Grand Central Oyster Bar & Restaurant

| 17 Feb 2015 | 02:09

    Grand Central Oyster Bar & Restaurant

    Grand Central Terminal

    212-490-6650

    There's so much testosterone in Grand Central Station, all those men going home or to parts unknown, that just standing in the middle of the rush feels like visiting America-but without the bad outfits. If you go downstairs to Grand Central Oyster Bar, you might be lucky enough to see the incredibly suave manager of the Saloon, Rich Lily, chatting up an investment banker sipping a Gibson, or maybe even a Manhattan.

    Milton Katz, a 22-year-old comedian I'm fond of, met me at the bar, wearing both a t-shirt and a tuxedo jacket. Although his career ideas, besides being a comic, range from selling used umbrellas to playing wild poker, Milton did watch cooking shows after school every day as a kid, so he helped me out on the oyster details.

    We started out with a Bluepoint from Long Island ($1.75 per piece).

    "Now, this is a common and well-known oyster," Milton began. "But it needs hot sauce. It's something I know I like, but I still have to grin and bear my way through it, know what I mean?" He slathered it with horseradish- "the zing in cocktail sauce!"

    Next came the Imperial Eagle ($1.95).

    "It looks really freaky, and its flavor is almost murky, but in a good way.
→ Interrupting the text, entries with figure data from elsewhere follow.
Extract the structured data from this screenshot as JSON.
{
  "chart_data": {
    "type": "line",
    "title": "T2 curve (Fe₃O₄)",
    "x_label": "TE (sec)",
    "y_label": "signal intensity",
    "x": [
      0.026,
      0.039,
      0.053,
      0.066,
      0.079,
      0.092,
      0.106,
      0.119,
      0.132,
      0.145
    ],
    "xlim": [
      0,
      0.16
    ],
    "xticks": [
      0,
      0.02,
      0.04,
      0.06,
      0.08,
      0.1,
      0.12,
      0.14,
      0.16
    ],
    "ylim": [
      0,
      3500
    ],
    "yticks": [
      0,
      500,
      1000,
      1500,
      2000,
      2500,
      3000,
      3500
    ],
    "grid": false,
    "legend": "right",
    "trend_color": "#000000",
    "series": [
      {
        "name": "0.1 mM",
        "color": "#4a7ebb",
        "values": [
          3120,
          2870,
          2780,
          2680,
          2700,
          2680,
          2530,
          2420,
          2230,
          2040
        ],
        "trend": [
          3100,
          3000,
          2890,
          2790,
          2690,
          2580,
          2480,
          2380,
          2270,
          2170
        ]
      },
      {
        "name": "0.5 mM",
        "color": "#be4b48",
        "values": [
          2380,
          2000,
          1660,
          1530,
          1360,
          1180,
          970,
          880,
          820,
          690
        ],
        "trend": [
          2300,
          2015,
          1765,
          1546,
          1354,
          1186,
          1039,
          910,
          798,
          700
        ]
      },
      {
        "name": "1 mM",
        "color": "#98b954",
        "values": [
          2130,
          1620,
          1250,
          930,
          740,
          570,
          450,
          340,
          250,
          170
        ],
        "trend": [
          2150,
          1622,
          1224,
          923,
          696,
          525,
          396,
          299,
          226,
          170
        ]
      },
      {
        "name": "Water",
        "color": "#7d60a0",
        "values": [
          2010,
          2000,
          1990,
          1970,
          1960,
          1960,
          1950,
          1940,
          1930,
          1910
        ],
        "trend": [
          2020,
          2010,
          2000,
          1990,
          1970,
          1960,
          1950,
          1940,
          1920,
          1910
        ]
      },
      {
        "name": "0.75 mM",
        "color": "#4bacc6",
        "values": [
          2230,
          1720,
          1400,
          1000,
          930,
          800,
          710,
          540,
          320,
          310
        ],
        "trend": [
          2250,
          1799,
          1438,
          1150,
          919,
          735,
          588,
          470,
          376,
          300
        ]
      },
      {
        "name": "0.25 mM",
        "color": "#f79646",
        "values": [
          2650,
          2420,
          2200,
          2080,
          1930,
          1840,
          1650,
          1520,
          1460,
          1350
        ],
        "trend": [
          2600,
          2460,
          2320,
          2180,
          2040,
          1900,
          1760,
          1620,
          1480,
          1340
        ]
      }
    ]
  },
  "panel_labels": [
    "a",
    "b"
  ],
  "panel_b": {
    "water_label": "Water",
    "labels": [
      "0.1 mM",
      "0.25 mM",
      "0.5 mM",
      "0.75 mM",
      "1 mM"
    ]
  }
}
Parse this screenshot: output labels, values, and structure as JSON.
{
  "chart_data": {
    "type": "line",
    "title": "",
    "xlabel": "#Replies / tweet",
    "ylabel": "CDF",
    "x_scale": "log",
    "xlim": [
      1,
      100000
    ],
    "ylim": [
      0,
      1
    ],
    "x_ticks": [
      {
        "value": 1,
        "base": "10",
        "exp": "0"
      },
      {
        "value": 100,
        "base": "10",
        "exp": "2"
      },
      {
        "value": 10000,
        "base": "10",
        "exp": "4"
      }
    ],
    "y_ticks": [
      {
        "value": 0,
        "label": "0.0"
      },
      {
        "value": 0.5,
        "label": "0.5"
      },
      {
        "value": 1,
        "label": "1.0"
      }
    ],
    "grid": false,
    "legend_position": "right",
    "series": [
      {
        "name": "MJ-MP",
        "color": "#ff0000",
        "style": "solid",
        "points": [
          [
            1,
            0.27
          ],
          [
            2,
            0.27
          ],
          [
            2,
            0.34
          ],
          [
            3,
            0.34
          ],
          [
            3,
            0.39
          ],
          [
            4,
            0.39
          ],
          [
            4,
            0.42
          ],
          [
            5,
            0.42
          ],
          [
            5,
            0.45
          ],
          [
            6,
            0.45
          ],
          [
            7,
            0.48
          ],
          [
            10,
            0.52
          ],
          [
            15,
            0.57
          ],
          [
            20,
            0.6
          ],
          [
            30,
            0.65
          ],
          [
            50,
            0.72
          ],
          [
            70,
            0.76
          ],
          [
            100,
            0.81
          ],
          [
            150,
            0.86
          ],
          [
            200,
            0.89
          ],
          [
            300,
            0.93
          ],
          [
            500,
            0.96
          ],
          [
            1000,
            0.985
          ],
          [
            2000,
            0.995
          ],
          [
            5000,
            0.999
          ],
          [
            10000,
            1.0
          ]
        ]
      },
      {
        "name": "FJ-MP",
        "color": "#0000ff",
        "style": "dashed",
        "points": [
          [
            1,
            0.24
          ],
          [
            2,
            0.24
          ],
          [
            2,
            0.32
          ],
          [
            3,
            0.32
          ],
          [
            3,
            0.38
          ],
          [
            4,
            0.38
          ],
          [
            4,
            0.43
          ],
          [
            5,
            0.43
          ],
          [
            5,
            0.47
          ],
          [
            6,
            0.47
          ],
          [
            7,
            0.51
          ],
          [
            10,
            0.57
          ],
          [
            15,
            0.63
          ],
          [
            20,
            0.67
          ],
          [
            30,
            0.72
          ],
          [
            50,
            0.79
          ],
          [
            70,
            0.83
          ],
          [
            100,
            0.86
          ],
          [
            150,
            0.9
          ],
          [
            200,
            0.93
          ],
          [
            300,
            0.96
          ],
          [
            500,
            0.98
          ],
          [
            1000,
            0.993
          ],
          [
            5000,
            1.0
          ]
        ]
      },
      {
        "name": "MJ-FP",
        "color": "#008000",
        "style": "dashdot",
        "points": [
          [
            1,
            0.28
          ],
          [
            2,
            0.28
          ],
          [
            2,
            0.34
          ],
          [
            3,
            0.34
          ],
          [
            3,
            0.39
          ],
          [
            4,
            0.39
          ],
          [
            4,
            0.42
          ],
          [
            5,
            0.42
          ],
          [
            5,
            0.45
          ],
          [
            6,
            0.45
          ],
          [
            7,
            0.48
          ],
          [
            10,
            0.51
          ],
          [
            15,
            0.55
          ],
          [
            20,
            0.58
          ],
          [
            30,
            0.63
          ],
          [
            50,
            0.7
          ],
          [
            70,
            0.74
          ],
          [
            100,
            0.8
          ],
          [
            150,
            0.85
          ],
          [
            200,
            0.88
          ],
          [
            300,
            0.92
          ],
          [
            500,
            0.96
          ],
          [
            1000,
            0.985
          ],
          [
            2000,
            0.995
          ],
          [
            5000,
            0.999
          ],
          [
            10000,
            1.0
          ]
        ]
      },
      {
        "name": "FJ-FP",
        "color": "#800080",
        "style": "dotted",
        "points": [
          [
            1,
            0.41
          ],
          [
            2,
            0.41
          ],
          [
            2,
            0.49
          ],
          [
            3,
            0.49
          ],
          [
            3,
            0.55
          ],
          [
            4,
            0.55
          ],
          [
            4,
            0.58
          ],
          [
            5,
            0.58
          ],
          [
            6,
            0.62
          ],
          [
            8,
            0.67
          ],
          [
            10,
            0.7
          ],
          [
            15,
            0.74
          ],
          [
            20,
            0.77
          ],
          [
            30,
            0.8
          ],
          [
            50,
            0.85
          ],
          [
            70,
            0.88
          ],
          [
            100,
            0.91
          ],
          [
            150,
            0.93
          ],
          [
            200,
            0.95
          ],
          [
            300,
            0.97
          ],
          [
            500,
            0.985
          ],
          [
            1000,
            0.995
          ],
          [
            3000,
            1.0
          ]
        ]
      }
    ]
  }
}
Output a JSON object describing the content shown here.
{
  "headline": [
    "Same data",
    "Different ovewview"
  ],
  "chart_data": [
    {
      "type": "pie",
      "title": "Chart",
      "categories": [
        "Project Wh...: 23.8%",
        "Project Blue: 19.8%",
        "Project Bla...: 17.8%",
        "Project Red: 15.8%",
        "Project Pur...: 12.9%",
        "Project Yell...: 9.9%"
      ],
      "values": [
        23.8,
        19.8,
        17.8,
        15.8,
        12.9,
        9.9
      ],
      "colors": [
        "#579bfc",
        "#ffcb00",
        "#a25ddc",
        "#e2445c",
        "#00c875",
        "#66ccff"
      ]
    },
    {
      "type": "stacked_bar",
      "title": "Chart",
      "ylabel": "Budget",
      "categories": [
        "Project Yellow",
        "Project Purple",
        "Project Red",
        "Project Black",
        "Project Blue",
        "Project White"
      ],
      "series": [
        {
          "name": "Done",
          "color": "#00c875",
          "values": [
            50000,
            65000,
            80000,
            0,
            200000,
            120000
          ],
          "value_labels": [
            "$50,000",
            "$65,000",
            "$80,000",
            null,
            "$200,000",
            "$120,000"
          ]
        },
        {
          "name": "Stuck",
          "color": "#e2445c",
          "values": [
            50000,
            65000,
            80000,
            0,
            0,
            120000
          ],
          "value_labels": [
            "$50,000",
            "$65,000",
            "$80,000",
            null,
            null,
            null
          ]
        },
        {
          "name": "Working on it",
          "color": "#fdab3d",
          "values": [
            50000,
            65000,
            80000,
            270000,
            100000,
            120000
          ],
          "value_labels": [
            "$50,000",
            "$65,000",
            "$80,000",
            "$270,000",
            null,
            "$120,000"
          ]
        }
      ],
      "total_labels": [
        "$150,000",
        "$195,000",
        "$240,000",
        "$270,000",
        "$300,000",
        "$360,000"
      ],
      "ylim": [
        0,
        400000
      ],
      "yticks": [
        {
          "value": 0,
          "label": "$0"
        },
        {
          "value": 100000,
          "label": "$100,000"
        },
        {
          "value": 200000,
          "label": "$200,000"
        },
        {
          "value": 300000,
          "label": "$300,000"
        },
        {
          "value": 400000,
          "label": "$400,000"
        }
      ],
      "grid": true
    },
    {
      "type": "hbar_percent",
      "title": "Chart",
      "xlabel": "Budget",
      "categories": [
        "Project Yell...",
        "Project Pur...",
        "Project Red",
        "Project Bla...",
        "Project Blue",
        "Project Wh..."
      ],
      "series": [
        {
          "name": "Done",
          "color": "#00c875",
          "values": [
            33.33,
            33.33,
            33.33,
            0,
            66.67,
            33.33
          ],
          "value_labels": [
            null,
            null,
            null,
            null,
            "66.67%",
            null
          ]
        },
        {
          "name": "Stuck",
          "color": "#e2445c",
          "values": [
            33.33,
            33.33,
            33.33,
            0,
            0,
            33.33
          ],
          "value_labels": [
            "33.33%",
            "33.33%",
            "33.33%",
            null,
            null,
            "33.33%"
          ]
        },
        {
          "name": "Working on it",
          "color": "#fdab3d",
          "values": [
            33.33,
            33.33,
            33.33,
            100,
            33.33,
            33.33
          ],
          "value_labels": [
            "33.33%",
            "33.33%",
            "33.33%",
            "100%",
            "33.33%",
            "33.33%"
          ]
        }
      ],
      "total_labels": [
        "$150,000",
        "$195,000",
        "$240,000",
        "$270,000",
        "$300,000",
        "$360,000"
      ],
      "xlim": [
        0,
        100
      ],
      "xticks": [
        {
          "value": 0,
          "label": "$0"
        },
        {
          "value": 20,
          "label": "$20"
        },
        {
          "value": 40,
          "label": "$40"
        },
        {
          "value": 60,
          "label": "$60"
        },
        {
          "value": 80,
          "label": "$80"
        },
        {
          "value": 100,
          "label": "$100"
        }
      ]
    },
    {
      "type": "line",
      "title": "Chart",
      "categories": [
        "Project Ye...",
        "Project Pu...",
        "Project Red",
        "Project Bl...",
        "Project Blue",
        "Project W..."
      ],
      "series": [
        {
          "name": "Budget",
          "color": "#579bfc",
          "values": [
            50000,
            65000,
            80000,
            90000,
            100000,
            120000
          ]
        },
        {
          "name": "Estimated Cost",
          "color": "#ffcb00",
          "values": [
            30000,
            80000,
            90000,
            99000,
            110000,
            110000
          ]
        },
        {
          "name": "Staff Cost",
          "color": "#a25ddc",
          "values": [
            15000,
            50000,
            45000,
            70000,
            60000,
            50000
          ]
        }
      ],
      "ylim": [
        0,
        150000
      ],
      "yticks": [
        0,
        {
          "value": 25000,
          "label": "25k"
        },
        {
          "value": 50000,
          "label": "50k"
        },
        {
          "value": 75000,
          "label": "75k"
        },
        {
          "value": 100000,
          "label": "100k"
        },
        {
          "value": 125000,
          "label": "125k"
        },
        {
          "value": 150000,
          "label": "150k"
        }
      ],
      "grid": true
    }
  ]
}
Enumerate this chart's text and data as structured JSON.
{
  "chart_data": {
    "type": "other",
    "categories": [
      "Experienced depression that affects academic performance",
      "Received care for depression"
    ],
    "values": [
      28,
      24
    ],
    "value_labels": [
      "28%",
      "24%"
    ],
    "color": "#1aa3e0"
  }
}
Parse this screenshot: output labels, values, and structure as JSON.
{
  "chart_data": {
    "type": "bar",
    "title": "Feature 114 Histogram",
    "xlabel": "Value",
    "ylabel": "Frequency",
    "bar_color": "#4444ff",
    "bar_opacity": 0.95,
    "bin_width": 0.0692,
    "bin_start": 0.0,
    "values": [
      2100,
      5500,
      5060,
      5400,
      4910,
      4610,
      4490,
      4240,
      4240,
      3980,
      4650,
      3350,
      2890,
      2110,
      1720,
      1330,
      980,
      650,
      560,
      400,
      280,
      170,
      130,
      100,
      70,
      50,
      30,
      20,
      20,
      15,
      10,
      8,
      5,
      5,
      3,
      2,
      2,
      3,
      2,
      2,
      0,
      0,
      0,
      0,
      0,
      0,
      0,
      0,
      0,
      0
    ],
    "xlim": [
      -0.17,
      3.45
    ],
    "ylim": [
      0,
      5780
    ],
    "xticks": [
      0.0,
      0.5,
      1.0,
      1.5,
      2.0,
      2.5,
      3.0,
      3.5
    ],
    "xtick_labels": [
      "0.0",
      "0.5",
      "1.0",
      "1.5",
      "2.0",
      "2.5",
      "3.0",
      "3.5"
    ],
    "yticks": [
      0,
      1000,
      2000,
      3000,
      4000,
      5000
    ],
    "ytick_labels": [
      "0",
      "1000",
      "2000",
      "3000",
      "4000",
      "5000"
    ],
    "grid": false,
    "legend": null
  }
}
Sweet, the texture is firm. If the sea were a dessert-"

    I tried mine and agreed. The Malepeque oyster tastes like the sea, but the Imperial Eagle does taste a bit like a dessert concocted by the ocean itself.

    Rich offered us drinks, but I declined, hissing at Milton out of the side of my mouth not to take the offer.

    "I know, I know!" he replied impatiently. I'd warned him earlier not to drink, because, as I explained to Rich, Milton might then end up rolling around on the floor, insulting the clientele, which goes over big on the Bowery but perhaps not in this den of old-timey good taste, beautiful tiling and glossy wood.

    Designed in 1913, the Oyster Bar underwent a loving restoration after a large part of the dining-room area was damaged in a 1997 fire. Buy your aunt crab cakes in the dining room, eat by yourself at the lunch counter, or bring a date to the saloon.

    As we sipped our shared order of combination stew ($20.45), I noticed the swing-style music. So many restaurants get the food right, but are numb about background music. Rich, however, mixes music for all occasions, and swing is just about perfect for forgetting about your day.

    "The broth is really good-creamy! It's delicious bisque with miscellaneous seafood flesh. I like it to be really controlled, though," Milton commented.

    Rich showed us the old lunch counters, which serve from 2500 to 5000 people a day, the steam-heated pan-roasting kitchen, and a small pile of oysters that the champion speed shuckers had left behind. He had to go, leaving me with Milton and his brother Andrew, who once came to the restaurant for two weeks in a row, looking for Peter O'Toole.

    "Watch him! Watch him," I implored, as Rich strode away.